CDC and the Federal Aviation Administration have jointly provided Updated Interim Occupational Health and Safety Guidance for Air Carriers and Crewspdf iconexternal icon. This FAA-CDC guidance includes recommendations for aircrews to self-monitor under the supervision of their employer’s occupational health program and to remain in their hotel rooms to the extent possible and practice social distancing while on overnight layovers. As long as crew members remain asymptomatic, have no known exposures to a person with COVID-19, and have not tested positive for SARS-CoV-2, they may continue to work on flights into, within, or departing from the United States. CDC’s testing requirement for international air passengers includes a limited exemption for air crews. Crew members who follow their carrier’s occupational health plan as well as the FAA-CDC guidance are also not subject to CDC’s recommendation to stay at home (self-quarantine) after international air travel. If they develop fever, cough, shortness of breath, or other symptoms of COVID-19, or test positive for SARS-CoV-2, crew members should self-isolate and be excluded from work on commercial flights until cleared to work by their employer’s occupational health program following CDC’s criteria for Discontinuation of Isolation for Persons with COVID-19 Not in Healthcare Settings.

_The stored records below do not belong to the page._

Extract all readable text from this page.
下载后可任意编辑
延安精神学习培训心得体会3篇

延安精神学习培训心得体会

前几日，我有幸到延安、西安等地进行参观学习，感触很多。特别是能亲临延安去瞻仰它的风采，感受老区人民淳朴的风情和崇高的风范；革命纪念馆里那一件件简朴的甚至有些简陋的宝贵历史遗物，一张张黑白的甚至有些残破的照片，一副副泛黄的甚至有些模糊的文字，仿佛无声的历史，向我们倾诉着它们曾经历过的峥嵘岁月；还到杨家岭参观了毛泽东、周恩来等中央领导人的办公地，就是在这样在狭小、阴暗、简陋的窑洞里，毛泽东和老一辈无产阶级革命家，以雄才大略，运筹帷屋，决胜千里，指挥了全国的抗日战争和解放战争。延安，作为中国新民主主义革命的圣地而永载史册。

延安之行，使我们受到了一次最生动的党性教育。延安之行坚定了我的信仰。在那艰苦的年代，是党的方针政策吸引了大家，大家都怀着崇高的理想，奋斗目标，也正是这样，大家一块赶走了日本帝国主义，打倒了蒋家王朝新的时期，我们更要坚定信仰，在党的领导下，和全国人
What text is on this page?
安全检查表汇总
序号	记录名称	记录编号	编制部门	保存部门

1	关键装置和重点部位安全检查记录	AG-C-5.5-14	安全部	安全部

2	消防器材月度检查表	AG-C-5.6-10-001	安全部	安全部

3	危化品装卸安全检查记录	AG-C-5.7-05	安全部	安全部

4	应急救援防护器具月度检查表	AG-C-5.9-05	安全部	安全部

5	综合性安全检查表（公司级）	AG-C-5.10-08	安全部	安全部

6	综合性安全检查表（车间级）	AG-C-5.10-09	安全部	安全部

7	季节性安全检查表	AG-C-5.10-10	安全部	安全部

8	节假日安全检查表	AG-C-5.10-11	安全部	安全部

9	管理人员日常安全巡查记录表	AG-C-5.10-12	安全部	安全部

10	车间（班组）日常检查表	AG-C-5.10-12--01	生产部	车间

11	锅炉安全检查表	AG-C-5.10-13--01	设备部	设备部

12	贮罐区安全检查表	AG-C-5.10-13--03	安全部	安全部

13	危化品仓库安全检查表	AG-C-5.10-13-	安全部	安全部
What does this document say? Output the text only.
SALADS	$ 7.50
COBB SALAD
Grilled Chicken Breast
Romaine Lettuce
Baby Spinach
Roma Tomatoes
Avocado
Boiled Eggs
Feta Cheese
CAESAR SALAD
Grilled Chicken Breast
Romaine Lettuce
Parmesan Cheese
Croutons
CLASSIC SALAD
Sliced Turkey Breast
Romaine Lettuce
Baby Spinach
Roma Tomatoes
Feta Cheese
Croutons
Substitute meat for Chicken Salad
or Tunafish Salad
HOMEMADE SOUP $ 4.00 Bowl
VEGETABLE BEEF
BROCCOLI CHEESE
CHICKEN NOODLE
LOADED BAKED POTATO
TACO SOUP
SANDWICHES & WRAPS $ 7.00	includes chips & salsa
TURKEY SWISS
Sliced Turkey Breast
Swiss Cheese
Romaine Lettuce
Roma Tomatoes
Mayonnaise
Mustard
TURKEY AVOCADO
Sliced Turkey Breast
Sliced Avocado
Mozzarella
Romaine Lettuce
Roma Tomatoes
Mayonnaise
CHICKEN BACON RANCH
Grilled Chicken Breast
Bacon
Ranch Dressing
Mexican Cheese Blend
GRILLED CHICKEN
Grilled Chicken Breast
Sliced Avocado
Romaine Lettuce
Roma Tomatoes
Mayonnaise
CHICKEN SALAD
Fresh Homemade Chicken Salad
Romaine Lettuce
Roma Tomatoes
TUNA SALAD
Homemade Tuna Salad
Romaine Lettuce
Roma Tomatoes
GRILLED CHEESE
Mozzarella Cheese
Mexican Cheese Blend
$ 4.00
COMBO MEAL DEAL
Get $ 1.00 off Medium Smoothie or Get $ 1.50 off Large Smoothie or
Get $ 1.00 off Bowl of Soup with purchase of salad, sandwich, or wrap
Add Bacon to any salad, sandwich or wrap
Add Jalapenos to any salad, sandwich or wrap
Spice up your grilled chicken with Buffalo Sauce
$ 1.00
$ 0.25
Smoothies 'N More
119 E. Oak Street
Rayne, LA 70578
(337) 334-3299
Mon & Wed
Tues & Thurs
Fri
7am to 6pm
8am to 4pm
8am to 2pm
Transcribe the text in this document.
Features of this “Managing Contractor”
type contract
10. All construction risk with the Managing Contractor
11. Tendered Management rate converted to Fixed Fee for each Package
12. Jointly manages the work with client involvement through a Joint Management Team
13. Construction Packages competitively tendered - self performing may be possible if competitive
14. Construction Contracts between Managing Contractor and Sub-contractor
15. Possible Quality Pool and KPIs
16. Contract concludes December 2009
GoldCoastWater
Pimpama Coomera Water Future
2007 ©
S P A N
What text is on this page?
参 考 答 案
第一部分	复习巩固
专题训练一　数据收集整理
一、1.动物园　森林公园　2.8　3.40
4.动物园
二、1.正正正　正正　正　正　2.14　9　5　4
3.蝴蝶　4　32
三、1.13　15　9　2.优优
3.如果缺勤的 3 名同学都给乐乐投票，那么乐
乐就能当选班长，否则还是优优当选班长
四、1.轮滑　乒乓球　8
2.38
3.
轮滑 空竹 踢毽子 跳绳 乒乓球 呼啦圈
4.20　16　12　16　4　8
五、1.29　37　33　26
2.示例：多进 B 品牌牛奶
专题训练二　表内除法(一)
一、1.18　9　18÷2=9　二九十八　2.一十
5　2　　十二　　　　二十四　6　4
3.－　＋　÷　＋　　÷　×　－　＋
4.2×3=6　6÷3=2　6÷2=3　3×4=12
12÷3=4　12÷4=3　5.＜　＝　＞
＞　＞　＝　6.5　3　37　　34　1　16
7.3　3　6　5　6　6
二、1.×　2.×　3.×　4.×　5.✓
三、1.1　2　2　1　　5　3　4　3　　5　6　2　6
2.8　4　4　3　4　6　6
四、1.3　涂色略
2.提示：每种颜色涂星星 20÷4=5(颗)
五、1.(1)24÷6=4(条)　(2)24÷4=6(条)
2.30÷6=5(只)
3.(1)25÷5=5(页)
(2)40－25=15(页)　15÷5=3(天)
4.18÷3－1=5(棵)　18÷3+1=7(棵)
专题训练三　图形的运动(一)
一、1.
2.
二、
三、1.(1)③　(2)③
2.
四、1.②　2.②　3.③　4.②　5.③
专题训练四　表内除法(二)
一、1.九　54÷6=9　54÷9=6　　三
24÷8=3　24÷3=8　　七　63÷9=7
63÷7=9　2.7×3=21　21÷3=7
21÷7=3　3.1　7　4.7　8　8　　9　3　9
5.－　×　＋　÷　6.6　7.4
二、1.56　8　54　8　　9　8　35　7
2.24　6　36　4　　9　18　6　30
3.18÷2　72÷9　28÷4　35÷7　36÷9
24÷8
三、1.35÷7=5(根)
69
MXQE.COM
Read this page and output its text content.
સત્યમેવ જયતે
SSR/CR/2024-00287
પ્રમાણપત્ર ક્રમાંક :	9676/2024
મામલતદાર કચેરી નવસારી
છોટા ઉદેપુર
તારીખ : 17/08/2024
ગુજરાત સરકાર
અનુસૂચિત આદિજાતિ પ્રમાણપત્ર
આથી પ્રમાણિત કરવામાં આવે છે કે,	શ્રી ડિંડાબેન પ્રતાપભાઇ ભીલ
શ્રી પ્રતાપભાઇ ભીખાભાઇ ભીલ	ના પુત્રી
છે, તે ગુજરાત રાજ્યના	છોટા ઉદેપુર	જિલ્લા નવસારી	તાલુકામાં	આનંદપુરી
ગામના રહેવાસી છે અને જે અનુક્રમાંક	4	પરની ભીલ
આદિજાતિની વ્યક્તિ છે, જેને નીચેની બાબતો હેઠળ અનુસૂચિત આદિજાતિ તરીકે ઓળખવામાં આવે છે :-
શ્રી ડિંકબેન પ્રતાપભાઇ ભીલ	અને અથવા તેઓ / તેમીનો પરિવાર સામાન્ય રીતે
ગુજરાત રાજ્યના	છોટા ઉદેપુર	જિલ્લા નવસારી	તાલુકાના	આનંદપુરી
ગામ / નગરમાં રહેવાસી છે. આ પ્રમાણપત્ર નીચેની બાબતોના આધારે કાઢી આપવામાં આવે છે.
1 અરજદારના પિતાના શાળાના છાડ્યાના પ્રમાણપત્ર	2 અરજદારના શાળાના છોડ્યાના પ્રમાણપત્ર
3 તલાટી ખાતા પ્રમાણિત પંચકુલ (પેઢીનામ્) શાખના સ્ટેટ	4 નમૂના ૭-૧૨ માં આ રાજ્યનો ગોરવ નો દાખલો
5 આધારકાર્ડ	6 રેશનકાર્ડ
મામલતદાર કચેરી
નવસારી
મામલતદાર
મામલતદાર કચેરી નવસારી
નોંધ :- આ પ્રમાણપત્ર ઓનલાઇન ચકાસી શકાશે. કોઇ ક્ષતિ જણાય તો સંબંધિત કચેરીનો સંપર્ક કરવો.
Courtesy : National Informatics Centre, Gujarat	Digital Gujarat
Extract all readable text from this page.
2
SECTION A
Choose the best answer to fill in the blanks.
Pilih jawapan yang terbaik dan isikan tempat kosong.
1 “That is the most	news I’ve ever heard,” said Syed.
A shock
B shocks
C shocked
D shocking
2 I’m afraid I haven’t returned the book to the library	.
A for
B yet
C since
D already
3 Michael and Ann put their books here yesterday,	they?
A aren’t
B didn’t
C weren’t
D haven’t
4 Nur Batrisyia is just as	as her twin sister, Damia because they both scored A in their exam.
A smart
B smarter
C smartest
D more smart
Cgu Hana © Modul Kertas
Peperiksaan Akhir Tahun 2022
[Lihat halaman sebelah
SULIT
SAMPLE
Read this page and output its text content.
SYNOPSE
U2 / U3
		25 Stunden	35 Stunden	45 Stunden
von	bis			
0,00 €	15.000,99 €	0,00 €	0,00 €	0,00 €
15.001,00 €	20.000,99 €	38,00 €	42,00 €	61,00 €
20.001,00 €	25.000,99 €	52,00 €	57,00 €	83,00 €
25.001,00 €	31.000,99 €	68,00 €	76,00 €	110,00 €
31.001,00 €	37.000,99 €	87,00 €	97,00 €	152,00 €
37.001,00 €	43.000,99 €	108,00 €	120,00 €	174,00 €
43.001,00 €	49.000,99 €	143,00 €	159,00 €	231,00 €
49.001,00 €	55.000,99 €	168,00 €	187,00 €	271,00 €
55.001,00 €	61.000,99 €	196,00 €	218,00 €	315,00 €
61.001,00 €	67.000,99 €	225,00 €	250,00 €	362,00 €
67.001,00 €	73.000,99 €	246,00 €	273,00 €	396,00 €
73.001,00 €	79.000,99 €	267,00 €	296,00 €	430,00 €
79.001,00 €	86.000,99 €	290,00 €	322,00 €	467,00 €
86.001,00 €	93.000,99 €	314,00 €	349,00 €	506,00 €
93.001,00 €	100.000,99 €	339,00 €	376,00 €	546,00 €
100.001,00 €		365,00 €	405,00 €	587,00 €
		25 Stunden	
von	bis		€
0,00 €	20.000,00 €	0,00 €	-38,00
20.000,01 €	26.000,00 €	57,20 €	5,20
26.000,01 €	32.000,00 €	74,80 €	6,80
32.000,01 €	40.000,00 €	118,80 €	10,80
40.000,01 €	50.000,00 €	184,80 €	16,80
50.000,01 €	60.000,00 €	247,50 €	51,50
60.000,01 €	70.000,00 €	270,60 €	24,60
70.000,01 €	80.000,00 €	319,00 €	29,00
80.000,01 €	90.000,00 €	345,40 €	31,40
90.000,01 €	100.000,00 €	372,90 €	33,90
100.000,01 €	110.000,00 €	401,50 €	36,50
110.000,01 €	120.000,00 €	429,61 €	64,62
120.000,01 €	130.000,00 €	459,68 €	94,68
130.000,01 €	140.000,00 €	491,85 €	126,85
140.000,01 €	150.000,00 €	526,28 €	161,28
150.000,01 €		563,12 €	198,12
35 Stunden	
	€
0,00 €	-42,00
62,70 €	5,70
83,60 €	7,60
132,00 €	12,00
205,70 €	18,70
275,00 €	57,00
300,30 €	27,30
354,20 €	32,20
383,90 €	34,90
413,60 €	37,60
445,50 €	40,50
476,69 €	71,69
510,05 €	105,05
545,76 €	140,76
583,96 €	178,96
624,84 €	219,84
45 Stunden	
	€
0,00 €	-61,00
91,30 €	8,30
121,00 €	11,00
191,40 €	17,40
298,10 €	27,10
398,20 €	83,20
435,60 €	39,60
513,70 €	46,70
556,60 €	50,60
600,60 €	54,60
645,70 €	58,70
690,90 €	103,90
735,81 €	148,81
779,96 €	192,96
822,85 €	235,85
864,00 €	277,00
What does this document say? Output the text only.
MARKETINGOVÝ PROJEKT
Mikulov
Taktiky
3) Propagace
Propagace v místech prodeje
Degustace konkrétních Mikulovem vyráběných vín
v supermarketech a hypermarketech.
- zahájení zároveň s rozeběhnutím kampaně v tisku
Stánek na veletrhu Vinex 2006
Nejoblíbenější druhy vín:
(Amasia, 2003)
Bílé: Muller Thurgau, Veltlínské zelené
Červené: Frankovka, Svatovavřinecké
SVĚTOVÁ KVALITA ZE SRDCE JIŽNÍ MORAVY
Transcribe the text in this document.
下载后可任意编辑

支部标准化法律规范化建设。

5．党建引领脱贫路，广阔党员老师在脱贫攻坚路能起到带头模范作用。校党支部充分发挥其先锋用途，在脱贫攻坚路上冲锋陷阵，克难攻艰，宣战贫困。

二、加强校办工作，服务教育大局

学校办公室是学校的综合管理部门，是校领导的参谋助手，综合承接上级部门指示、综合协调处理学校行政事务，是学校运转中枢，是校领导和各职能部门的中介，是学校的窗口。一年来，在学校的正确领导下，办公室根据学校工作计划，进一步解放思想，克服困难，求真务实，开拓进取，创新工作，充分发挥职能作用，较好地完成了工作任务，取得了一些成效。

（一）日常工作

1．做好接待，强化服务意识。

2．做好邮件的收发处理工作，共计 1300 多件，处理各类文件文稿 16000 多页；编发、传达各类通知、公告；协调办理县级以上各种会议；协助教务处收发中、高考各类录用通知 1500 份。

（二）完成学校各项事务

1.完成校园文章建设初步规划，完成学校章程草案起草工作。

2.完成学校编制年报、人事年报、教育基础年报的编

Crew members who have known exposure (i.e., close contacts) to a person with COVID-19 should be excluded from work and remain in quarantine until they meet criteria for release from quarantine. While air travel is a vital economic activity, CDC does not recommend allowing crew members with known exposures to continue to work prior to meeting these criteria, even if asymptomatic, because of the inability of crew members to remove themselves from the workplace if they develop symptoms during a flight and the challenges involved in effectively isolating a symptomatic person on board an aircraft.
As of April 1, 2021
- Added CDC’s recommendations for fully vaccinated travelers and those who recently recovered from COVID-19.
As of February 2, 2021
- Added CDC’s requirement for wearing masks on public transportation conveyances and in transportation hubs
- Added CDC’s requirement for predeparture testing of arriving international air passengers
- Aligned with updated CDC messaging to travelers
As of January 19, 2021
- Updated Individuals with Confirmed or Probable COVID-19 or Known Exposure to Someone with COVID-19 section and added a link to new guidance.
As of December 2, 2020
- Added recommendations for predeparture and post-arrival testing and new considerations for post-arrival management of international travelers
As of October 19, 2020
- Added information about transport of individuals with confirmed or probable COVID-19 or known exposure to someone with COVID-19.
As of August 3, 2020
- Added section for Individuals with Confirmed or Probable COVID-19 or Known Exposure to Someone with COVID-19.
- Added Traveler Contact Information section.
1 This guidance applies to COVID-19 vaccines currently authorized for emergency use by the U.S. Food and Drug Administration: Pfizer-BioNTech, Moderna, and Johnson and Johnson (J&J)/Janssen COVID-19 vaccines. This guidance can also be applied to COVID-19 vaccines that have been authorized for emergency use by the World Health Organization (e.g. AstraZeneca/Oxford).